Russia produces typically 3% to 6% of global metals supply and significantly more of the world’s palladium and high-quality iron-ore pellet feed. Metals prices spiked following Russia’s invasion of Ukraine, with mounting concerns about supply disruptions from sanctions and bans adding fuel to the fire.
The knock-on effect of high energy prices on marginal supply costs has kept some metal prices high. Yet despite self-sanctioning, demand for Russian metals remains robust, albeit at more modest price premia. The effectiveness and implications of a future ban on Russian metals hinges on two key questions.
First, will non-sanctioning countries absorb Russian supply and refined output? And, if not, can global supply chains function while alternatives are developed without an extended period of shortage? The answers are likely to come from China. The country could readily absorb Russian metals if they were banned in western markets, but Europe and others will want to ensure that ‘washed’ Russian metal – processed and used in manufactured goods by China – doesn’t simply find its way back in.

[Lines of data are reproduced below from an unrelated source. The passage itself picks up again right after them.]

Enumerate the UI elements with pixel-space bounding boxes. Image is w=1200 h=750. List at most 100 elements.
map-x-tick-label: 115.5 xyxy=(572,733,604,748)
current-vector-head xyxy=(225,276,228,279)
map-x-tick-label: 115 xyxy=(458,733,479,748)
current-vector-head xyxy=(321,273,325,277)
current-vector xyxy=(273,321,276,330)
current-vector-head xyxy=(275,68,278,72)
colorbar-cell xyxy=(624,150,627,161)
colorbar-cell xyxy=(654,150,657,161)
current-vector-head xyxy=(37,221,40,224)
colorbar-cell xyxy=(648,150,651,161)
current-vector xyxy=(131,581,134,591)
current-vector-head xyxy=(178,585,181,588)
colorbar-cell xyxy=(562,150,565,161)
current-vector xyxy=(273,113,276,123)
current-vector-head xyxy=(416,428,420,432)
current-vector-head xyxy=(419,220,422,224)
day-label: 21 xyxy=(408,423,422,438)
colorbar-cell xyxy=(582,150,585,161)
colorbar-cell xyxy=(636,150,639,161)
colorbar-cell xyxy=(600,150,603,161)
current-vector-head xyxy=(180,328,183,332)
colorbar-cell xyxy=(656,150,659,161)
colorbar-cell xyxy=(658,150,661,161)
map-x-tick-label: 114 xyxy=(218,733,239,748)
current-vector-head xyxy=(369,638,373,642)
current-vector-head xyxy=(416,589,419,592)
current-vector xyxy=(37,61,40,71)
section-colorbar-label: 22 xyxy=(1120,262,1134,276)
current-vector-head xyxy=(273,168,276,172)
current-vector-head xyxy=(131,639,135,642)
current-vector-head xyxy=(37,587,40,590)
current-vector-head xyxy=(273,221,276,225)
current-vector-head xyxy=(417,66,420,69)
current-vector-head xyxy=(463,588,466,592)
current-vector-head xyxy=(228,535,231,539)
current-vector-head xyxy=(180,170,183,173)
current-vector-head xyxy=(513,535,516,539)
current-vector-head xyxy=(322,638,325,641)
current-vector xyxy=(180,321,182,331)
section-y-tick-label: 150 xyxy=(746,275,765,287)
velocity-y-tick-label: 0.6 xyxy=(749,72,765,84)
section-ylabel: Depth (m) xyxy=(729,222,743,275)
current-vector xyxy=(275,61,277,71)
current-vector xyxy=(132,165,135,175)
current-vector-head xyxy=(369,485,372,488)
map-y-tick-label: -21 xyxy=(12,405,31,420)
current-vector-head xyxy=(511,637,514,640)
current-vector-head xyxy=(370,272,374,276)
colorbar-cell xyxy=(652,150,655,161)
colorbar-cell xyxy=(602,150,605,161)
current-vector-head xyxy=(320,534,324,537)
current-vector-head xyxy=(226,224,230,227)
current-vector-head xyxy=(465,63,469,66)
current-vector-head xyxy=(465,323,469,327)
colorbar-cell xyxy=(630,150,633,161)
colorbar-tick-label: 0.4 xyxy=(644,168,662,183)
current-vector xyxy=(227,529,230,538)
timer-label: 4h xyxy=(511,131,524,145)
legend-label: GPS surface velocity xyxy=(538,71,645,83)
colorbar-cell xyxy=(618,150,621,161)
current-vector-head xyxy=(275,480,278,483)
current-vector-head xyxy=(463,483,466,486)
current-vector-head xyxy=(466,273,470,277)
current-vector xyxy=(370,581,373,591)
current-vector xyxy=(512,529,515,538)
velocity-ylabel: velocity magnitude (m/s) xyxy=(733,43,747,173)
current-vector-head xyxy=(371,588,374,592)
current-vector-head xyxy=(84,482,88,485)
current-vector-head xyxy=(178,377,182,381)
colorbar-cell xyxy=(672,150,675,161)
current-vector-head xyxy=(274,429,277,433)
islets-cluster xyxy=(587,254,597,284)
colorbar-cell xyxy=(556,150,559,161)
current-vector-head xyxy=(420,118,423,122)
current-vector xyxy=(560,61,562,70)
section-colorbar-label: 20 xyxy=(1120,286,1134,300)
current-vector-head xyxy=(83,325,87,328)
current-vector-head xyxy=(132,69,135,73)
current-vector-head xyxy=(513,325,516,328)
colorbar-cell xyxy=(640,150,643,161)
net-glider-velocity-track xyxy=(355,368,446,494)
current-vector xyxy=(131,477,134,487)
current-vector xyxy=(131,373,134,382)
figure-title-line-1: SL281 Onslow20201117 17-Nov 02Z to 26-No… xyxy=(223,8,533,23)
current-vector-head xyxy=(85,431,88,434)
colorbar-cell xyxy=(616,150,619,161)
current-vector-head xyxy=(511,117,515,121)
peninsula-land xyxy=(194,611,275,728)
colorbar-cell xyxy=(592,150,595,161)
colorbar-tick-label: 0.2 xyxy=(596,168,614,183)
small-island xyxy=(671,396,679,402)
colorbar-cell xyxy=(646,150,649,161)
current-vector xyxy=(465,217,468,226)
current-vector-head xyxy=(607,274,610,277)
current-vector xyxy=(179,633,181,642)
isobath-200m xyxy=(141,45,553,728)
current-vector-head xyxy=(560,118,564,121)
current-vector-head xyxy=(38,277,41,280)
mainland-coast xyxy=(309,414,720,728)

Alternatively, China could secure raw-material feed from Russia for its dominant smelting and refining sector and leave western markets facing supply deficits and higher prices. If, however, Russian metal was shut out of the global system with minimal redirection to alternative markets, this would very quickly lead to even greater deficits and higher prices. Markets would remain tight for several years until new supply was developed.